Charles Wells agrees UK distribution partnership with US craft beer specialist Founders Brewing Co: Bedford-based brewer and retailer Charles Wells has agreed a UK distribution partnership with US craft beer specialist Founders Brewing Co. One of Michigan-based Founders’ most popular beers, the award-winning Founders All Day IPA (4.7% ABV), will be available in keg and 355ml bottle and can formats across the UK from mid-August. A wider range of Founders’ seasonal beers is expected to be added to the Charles Wells portfolio in the near future. Charles Wells will take responsibility for all national account development in the on and off-trade and focus on the independent free trade in London and the south east for core Founders beers. Importer and distributor Vertical Drinks will focus on Founders’ seasonal ales and speciality range. Charles Wells commercial director Peter Wells said: “We have taken a careful look at the import sector and the UK market trends to determine what could add value to our portfolio and that of our customers. When the opportunity came up to work with such an exciting and progressive US brewer, we jumped at the chance to help Founders expand its footprint in the UK.” Founders vice-president of international business Brian May added: “As American craft beers continue to grow in popularity globally, we see the UK as an important hub for distribution of our award-winning range.”

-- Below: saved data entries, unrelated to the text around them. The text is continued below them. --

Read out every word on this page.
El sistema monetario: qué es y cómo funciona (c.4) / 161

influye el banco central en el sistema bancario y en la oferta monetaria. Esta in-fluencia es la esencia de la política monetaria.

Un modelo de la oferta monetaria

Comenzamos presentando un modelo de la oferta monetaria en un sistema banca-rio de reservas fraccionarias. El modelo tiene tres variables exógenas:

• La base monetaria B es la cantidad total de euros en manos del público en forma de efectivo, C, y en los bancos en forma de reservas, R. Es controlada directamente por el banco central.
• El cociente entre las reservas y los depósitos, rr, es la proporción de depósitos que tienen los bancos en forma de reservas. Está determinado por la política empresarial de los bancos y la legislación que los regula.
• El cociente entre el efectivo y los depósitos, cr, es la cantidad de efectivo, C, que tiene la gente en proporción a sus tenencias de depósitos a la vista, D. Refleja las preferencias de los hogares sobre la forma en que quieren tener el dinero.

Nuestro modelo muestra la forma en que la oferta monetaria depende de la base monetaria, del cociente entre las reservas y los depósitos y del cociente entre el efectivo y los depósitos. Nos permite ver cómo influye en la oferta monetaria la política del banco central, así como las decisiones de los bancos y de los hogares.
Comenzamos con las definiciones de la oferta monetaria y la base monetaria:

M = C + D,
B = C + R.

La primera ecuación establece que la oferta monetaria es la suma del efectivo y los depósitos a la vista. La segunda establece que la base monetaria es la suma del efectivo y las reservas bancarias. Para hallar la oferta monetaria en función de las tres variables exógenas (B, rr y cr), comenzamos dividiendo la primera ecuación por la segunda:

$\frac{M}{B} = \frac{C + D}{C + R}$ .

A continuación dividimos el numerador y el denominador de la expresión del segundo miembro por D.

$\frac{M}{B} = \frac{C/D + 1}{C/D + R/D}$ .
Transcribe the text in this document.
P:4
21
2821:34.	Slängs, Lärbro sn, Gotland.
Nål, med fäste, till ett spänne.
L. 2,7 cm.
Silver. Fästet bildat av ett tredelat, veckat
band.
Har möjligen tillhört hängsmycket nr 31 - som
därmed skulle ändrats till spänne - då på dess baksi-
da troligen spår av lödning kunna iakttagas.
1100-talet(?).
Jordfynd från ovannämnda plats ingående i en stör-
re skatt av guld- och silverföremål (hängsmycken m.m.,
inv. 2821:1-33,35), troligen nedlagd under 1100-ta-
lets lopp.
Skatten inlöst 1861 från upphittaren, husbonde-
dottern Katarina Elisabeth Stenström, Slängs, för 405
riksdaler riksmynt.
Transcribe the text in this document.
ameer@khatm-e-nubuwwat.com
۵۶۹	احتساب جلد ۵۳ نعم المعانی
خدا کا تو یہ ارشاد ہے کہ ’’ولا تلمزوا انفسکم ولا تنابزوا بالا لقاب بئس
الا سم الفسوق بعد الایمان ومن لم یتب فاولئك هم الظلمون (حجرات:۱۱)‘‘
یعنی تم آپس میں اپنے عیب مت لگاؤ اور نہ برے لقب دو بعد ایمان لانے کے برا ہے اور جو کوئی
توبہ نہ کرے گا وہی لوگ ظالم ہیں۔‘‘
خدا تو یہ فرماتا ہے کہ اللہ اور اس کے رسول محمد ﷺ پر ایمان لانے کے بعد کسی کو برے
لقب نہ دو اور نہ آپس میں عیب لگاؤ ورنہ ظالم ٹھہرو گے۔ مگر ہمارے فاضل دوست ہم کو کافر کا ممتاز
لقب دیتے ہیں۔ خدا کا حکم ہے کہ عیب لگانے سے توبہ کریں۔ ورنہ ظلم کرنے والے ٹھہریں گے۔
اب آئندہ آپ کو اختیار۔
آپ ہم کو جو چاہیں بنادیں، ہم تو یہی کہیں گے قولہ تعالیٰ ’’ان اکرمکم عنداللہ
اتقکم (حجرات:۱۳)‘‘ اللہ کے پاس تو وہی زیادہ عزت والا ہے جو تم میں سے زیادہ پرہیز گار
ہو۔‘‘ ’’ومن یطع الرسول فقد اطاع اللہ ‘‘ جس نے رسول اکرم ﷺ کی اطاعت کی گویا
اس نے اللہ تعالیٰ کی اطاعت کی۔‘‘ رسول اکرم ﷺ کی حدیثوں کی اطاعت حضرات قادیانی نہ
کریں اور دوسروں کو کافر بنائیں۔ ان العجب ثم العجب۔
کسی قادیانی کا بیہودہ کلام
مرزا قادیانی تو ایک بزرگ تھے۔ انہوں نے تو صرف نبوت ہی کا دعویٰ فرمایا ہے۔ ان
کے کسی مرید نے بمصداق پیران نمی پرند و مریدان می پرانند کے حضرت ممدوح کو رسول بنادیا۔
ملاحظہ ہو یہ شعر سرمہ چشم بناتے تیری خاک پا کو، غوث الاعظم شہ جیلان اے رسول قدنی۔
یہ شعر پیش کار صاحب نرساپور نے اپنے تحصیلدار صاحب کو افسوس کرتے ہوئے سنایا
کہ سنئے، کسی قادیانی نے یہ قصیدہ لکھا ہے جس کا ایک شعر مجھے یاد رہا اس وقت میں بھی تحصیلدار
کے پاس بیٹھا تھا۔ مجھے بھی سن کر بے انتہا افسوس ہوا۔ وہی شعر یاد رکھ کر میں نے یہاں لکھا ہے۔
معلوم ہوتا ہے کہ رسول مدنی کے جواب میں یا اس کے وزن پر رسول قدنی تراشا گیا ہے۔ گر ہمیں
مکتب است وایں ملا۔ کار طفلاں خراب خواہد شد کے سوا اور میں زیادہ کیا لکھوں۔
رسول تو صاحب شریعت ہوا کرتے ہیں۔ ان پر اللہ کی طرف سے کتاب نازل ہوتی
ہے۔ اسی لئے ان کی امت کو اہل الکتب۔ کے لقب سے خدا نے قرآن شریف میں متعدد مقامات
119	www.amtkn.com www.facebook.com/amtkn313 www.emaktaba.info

Numis – The Restaurant Group new chief executive an ‘excellent appointment’, company remains ‘compelling turnaround situation’: Numis Securities leisure analyst Tim Barrett has said The Restaurant Group’s new chief executive Andy McCue is an “excellent appointment” and the company remains a “compelling turnaround situation”. Issuing a ‘Buy’ note on the shares with a target price of 455p, Barrett said: “The Restaurant Group has announced that Danny Breithaupt, chief executive, will leave with immediate effect. Having completed the initial stages of its operating strategy review, the board decided a new leader was needed to implement the initial actions and prioritise the next phase. Andy McCue, previously chief executive of Paddy Power, has been appointed to replace him, and will join the board on 19 September. McCue succeeded Patrick Kennedy as chief executive of Paddy Power in January 2015 and led its successful merger with Betfair. Prior to becoming chief executive he ran Paddy Power's retail operations in the UK and Ireland. With a strong track record in leadership and multi-site retail (circa 600 betting shops), we regard this as an excellent appointment. This completes a refreshed management line-up, including a new chairman, chief financial officer and additional non-executive directors. We are reassured there is no further deterioration in trading and therefore confident that our low end of expectations estimate will be achievable (£73.7m profit before tax with like-for-like sales down 3.5%). We expect the market to take comfort from this statement. Interim results on 26 August will be accompanied with an update on the operating strategy review. Last month, we published our preview and gave our impressions of strategic options for the group (no quick fix but support from concessions and pubs, 22 July). In conclusion, we believe The Restaurant Group remains a compelling turnaround situation with established leisure brands enhanced by freehold-backed pub restaurants and a strongly growing concessions arm. The Restaurant Group is a cash generative business and has funded 102 openings and £115m in dividends over the last four years. Our new target price of 455p represents a free cash flow yield of 8%.”